Westbank/Peterson, the developer trying to bring five-star Shangri-La here — negotiations are ongoing — is banking on a huge boom in travel from Asia in the coming years, particularly from China. Canada is waiting for China to put us on their "approved destination status'' list, which would allow Chinese citizens to obtain tourist visas to come here. Now only Chinese citizens on business trips can get visas to visit.
That approval, which could come by the end of the year and would take about another half-year to implement, could see Canada getting up to 700,000 Chinese visitors per year, many to Toronto.
And Chinese travellers will fly here and stay for a visit because they know the Shangri-La name, similar to decades ago when Americans began flying to points the Hilton chain expanded to worldwide, says Christina Flanigan, project manager for the planned Toronto hotel, a 65-storey project calling for 196 hotel rooms on 10 floors, and 334 condos on 49 floors.
"Shangri-La is one of the top Asian brands,'' she noted.
As for the five-star hotel/condo mix, it's part of a North American trend says Stephen Diamond, a municipal planning lawyer working for the Shangri-La, Trump and Four Seasons projects.
Building a five-star hotel doesn't make sense on its own because it's not profitable, he says.
Having a five-star hotel in the building is a great way to market condos, he says.
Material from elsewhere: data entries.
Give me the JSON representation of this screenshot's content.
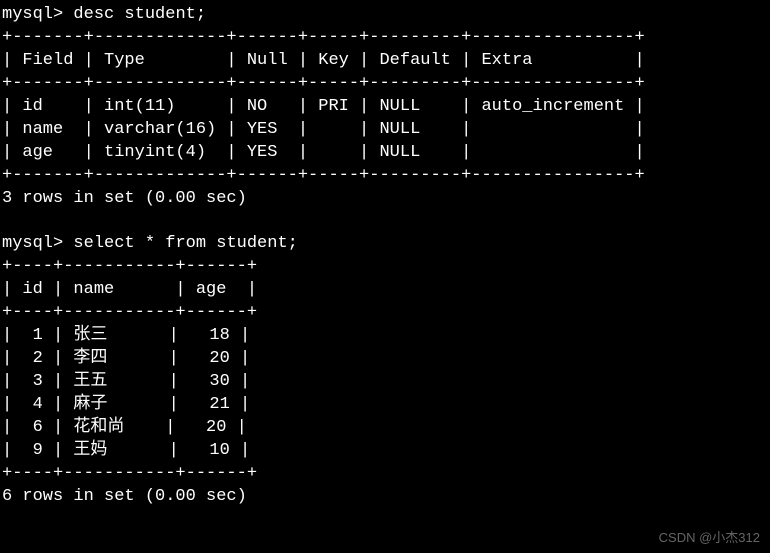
{
  "prompt": "mysql>",
  "commands": {
    "desc": "desc student;",
    "select": "select * from student;"
  },
  "desc_table": {
    "border_top": "+-------+-------------+------+-----+---------+----------------+",
    "header": "| Field | Type        | Null | Key | Default | Extra          |",
    "border_mid": "+-------+-------------+------+-----+---------+----------------+",
    "rows": [
      "| id    | int(11)     | NO   | PRI | NULL    | auto_increment |",
      "| name  | varchar(16) | YES  |     | NULL    |                |",
      "| age   | tinyint(4)  | YES  |     | NULL    |                |"
    ],
    "border_bot": "+-------+-------------+------+-----+---------+----------------+",
    "summary": "3 rows in set (0.00 sec)"
  },
  "select_table": {
    "border_top": "+----+-----------+------+",
    "header": "| id | name      | age  |",
    "border_mid": "+----+-----------+------+",
    "rows": [
      "|  1 | 张三      |   18 |",
      "|  2 | 李四      |   20 |",
      "|  3 | 王五      |   30 |",
      "|  4 | 麻子      |   21 |",
      "|  6 | 花和尚    |   20 |",
      "|  9 | 王妈      |   10 |"
    ],
    "border_bot": "+----+-----------+------+",
    "summary": "6 rows in set (0.00 sec)"
  },
  "chart_data": {
    "type": "table",
    "tables": [
      {
        "name": "desc student",
        "columns": [
          "Field",
          "Type",
          "Null",
          "Key",
          "Default",
          "Extra"
        ],
        "rows": [
          [
            "id",
            "int(11)",
            "NO",
            "PRI",
            "NULL",
            "auto_increment"
          ],
          [
            "name",
            "varchar(16)",
            "YES",
            "",
            "NULL",
            ""
          ],
          [
            "age",
            "tinyint(4)",
            "YES",
            "",
            "NULL",
            ""
          ]
        ]
      },
      {
        "name": "select * from student",
        "columns": [
          "id",
          "name",
          "age"
        ],
        "rows": [
          [
            1,
            "张三",
            18
          ],
          [
            2,
            "李四",
            20
          ],
          [
            3,
            "王五",
            30
          ],
          [
            4,
            "麻子",
            21
          ],
          [
            6,
            "花和尚",
            20
          ],
          [
            9,
            "王妈",
            10
          ]
        ]
      }
    ]
  },
  "watermark": "CSDN @小杰312"
}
In the current condo boom a developer can distinguish his product by hooking up with a five-star and using the latter as a selling feature to condo buyers.
"If you move into the Four Seasons condo on the 35th floor you can order room service from the five-star hotel." And the spa is available to the condo owner, says Diamond.
The subsidization provided by the condo component makes construction costs feasible, says Rod Seiling, president of the Greater Toronto Hotel Association.
"You're talking today for a five-star hotel, a bare minimum $600,000 per room to build,'' says Seiling, who adds that having a five-star as part of the hotel mix will be good for the city.
City councillor Martin Silva, (Ward 20 Trinity-Spadina) whose downtown ward would be home to the Shangri-La, agrees that Toronto is ready for high-end accommodations.
"Until now we had some very good hotels, but none reached that standard of the five-star,'' he said in an interview this week.
"With the film festival, our arts scene, Toronto definitely deserves to have the five-star hotel. Not that I can ever afford it,'' he adds, chuckling.
The city is well on the road to recovery after SARS dealt a blow a few years ago, and this is a good time for hotels to make long-term plans, he adds.
And they're forging ahead despite predictions from some that tourism to Toronto and Canada as a whole may be in for a hit in the wake of Washington's ever tightening border controls and a strong Canadian dollar.